Along with the theme of the Old South, the theme of death is as prevalent as the mention of the portrait. As Emly stands before the portrait of the father who is dead, Emily herself appears death-like:
She looked bloated, like a body long submerged in motionless water.
Her house, long closed with the "only sign of life about the place" being the old "Negro man," retains the portrait still hanging. Perhaps Emily's standing before the painting is symbolic of her "clinging to that which had robbed her," all the young men who had called upon her.

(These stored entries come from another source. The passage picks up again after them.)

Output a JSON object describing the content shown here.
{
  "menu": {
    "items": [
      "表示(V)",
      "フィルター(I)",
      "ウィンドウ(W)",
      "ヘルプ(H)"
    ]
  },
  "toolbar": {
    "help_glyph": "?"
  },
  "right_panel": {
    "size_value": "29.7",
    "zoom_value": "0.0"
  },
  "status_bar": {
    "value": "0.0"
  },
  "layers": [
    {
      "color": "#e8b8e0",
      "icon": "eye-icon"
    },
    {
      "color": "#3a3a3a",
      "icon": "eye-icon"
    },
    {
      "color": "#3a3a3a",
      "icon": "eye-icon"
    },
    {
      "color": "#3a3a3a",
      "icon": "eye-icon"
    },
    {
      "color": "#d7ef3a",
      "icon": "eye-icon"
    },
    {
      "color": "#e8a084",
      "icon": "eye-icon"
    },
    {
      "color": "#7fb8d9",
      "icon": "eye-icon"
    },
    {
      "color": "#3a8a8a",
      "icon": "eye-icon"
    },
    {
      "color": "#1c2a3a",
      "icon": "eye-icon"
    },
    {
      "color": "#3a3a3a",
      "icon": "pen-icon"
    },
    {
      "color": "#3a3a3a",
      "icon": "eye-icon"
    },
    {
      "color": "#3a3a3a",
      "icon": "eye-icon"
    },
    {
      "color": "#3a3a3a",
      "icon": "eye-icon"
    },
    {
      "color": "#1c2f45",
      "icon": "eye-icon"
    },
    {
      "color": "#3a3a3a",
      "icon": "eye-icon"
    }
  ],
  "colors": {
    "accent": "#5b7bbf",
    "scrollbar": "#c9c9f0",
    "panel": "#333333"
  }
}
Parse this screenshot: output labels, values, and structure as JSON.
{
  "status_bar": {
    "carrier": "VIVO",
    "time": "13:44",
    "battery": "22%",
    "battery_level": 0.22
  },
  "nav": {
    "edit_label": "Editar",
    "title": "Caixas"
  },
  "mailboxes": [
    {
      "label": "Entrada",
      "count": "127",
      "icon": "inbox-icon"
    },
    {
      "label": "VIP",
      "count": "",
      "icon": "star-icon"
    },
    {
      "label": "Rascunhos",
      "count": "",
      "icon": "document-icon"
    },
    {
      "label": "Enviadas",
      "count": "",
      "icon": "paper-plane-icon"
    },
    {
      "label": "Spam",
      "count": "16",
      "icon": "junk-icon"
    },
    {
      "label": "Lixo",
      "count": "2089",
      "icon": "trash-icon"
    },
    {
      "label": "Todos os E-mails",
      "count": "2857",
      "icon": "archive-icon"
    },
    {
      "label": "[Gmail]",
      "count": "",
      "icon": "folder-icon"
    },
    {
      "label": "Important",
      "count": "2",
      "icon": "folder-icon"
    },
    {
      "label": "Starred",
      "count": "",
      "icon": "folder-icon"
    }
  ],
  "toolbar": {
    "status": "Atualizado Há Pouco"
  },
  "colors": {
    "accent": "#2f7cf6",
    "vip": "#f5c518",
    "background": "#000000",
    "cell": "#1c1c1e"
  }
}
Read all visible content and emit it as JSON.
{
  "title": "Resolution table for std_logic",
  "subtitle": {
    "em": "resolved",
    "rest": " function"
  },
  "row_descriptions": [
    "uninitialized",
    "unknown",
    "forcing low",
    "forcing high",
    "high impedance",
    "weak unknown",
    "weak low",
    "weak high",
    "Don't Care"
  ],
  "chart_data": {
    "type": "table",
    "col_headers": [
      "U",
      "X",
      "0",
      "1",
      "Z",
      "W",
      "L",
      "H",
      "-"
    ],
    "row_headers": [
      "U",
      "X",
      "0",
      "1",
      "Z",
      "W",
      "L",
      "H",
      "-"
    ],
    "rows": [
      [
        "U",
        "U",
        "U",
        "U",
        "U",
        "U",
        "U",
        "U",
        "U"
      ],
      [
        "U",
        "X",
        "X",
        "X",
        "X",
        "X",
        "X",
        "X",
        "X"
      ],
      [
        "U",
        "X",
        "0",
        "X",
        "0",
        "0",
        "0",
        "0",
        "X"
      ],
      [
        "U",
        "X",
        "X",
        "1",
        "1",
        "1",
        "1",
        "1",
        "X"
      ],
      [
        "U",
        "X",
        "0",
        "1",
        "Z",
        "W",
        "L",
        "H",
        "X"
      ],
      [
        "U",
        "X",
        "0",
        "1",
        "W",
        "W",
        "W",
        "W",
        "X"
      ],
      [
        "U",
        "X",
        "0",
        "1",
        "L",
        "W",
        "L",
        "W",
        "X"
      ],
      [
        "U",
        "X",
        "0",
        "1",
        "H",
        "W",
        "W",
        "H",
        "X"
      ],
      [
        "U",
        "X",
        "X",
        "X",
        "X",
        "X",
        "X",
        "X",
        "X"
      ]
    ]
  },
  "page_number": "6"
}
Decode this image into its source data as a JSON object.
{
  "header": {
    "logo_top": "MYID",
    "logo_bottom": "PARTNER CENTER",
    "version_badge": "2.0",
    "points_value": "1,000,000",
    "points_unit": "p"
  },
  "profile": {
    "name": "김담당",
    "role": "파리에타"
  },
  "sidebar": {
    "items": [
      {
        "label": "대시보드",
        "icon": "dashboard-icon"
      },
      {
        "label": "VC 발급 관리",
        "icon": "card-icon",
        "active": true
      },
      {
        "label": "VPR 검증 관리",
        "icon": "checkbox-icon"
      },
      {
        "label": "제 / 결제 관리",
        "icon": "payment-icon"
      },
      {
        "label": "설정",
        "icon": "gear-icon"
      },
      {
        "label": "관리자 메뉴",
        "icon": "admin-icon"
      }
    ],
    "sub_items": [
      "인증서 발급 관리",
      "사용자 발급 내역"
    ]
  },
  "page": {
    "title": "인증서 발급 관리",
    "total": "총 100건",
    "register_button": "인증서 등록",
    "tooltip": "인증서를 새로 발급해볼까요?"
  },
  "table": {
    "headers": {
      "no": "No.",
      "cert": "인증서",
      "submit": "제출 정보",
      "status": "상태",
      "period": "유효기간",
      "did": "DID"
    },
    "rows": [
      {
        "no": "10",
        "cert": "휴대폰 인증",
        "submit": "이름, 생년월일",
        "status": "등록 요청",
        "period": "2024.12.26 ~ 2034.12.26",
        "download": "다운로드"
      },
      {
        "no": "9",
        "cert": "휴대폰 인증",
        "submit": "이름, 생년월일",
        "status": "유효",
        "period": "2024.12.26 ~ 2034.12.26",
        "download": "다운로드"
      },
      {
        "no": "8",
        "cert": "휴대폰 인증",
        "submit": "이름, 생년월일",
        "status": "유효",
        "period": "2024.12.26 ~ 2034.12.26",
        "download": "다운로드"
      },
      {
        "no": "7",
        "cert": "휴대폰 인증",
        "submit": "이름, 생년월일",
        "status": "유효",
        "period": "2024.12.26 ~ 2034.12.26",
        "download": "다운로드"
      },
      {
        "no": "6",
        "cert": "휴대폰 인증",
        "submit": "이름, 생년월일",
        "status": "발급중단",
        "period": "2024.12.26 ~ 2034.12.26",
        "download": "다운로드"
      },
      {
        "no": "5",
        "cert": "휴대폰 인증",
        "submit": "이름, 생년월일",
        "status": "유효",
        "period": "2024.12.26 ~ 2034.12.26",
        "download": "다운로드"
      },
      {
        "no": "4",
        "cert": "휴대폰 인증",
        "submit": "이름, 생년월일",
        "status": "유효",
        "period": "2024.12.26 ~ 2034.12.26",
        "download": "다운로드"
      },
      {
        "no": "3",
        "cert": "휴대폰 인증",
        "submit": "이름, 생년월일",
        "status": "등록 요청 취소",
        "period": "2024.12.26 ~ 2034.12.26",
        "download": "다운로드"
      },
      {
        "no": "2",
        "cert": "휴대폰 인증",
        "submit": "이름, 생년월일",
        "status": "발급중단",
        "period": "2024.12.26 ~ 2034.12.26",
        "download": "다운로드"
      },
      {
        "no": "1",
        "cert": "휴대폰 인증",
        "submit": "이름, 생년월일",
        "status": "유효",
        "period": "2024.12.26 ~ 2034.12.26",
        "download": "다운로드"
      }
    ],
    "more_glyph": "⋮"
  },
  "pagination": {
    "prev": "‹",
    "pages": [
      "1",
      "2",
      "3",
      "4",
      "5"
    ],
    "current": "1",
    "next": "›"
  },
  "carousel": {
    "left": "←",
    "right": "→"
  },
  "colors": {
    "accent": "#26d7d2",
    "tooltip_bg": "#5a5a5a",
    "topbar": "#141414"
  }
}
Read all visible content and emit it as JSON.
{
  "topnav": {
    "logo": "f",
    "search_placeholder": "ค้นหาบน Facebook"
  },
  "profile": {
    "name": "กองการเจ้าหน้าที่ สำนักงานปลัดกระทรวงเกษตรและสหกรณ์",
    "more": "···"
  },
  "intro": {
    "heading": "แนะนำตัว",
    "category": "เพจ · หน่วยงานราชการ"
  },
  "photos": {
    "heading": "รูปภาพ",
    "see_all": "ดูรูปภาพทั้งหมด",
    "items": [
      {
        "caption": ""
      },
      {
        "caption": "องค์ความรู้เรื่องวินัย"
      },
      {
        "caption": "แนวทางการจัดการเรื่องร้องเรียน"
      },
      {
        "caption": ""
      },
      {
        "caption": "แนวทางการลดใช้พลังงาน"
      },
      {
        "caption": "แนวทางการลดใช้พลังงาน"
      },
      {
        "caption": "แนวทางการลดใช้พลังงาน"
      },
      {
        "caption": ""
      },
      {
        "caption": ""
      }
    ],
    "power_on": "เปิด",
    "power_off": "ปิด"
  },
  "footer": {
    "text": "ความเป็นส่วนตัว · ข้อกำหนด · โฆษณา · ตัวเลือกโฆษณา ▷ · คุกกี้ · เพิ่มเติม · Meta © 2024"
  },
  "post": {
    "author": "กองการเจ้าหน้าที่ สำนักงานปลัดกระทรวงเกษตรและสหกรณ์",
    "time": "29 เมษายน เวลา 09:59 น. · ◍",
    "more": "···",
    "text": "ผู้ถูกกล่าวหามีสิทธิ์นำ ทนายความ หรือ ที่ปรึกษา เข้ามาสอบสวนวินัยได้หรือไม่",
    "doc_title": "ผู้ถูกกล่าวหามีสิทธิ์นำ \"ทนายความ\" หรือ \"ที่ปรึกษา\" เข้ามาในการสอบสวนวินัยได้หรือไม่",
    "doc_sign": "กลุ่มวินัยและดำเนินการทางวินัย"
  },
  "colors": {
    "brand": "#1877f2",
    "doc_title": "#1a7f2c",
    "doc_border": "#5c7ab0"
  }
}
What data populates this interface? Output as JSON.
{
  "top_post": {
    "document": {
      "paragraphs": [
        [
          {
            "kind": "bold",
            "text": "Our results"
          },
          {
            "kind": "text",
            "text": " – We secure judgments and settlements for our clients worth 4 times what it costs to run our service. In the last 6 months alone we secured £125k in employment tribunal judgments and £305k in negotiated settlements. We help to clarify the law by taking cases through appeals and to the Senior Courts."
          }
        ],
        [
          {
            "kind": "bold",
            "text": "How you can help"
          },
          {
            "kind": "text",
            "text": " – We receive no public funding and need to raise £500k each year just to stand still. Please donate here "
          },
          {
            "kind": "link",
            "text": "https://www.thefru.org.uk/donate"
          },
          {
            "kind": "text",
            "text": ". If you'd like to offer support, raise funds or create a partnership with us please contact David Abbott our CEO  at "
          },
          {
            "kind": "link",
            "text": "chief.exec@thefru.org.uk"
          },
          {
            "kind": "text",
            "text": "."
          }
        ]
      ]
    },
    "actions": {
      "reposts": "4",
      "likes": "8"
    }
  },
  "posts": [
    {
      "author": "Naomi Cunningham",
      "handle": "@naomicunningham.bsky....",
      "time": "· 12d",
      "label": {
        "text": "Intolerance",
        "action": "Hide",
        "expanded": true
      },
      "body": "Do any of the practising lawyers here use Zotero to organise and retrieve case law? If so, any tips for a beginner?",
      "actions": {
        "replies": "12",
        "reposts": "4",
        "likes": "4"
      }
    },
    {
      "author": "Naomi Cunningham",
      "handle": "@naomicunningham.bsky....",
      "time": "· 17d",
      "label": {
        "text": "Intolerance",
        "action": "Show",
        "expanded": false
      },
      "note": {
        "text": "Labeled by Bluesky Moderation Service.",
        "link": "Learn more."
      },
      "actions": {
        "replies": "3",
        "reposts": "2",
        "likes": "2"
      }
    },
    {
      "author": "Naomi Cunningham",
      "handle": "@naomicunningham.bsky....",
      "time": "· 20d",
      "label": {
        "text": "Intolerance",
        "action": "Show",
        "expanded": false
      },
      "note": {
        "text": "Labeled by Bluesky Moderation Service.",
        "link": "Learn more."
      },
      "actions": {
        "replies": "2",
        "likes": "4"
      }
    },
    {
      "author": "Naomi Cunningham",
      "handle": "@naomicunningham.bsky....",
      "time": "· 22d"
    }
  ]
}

The previous answer to the question was extremely helpful, but it contains possible misleading information about the nature of the "crayon portrait." After doing some additional research, the "crayon portrait" which today indicates childhood absolutely did not during the discourse time of the story. According to Florida Memories (State Libraries and Archives) a crayon portrait is a "weak photographic image printed by a developing-out process and finished by applying charcoal or pastels giving the appearance of a painting." Portraits such as these were common from 1840 through about 1915. I have seen many of these crayon portraits in antique shops across the country. The subjects of these portraits are particularly spooky looking. It would add just the right touch of the macabre to the room.